Second, the Ministry of Primary and Secondary Education should structure the disbursement criteria for access of local education agencies to COVID relief funds in order to encourage pilot programs to strengthen school health teams by adding staff, with particular emphasis on infection prevention and control. DPH’s School Health Services Department should assess and monitor the impact of a strengthened school health and infection prevention and control team, in collaboration with the Office of Applied Statistics, Evaluation and Technical Services (ASETS). We should seek to monitor the impact of these investments on the uptake of preventive health care (e.g. influenza vaccines), the average daily attendance rate, the annual learning loss from infectious diseases, and schools as vectors of disease for the community, among other potential indicators. impact. With evidence of a net positive impact of strengthening school health teams, LEAs would benefit from the state continuing to fund school health teams, even after relief funds expire.
Finally, there needs to be a closer partnership between the Massachusetts Department of Elementary and Secondary Education and the School Building Authority to facilitate the strategic use of COVID relief funds statewide in the name of building upgrades. Many districts do this work themselves. Lynn had eight schools without mechanical ventilation and uses COVID relief funds to solve this problem.

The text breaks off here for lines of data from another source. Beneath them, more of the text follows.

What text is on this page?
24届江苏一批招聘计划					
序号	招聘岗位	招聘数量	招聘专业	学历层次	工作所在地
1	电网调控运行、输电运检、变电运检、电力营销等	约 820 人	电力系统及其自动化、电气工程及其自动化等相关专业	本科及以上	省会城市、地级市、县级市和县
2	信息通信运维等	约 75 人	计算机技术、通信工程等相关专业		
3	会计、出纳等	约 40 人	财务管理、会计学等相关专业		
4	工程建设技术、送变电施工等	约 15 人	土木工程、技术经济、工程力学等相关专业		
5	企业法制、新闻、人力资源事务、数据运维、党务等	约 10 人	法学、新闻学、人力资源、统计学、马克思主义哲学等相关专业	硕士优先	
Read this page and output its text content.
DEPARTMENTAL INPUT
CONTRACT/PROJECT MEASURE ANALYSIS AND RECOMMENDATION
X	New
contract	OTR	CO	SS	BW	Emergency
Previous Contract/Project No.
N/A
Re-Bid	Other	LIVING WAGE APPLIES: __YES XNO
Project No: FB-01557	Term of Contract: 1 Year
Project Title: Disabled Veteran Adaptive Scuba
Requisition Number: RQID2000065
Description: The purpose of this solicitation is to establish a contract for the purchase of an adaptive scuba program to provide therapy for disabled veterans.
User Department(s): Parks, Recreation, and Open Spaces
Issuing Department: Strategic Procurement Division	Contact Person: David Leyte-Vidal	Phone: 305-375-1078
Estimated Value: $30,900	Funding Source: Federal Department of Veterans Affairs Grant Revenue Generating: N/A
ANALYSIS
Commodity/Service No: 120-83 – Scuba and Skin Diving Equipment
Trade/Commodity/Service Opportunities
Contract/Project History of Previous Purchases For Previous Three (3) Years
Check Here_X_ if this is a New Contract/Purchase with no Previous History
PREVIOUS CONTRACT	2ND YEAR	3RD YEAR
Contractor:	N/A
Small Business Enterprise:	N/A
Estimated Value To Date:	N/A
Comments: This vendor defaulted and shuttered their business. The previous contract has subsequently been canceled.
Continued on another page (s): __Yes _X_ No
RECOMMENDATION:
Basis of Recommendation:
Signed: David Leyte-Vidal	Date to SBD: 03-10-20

Yet the state should do more than let each city fend for itself. MSBA conducted statewide surveys of the facility needs of school buildings in 2005, 2010, and 2016. The state’s education-specific COVID stimulus funds are now expected to be used for another survey. statewide to assess buildings against sound building standards. Such a survey could help districts determine investments in facilities related to COVID while helping to identify where additional and targeted investments are needed to improve school facilities where conditions are worst. the National COVID Facilities and Collaboration Council advise that 15% of education-specific COVID relief funds (excluding 20% for lost learning, in accordance with the legislative mandate) be directed to healthy schools.
If Massachusetts could regionalize its public health infrastructure, strengthen school health teams, and achieve healthy school buildings statewide, the state would equip residents with resilience to pandemics and increase the capacity to sustain health. ‘in-person learning under adverse conditions. We would also improve the learning opportunities for our students, even in non-emergency conditions, by supporting their health and that of school staff. And, of course, a strengthened public health infrastructure would also support the health of our communities more broadly.
Healthy schools and healthy communities. This is what these investments could bring.
Danielle Allen is a professor at Harvard and is considering a candidacy for governor. On behalf of the COVID Collaborative, she led a task force on infection prevention and control in schools.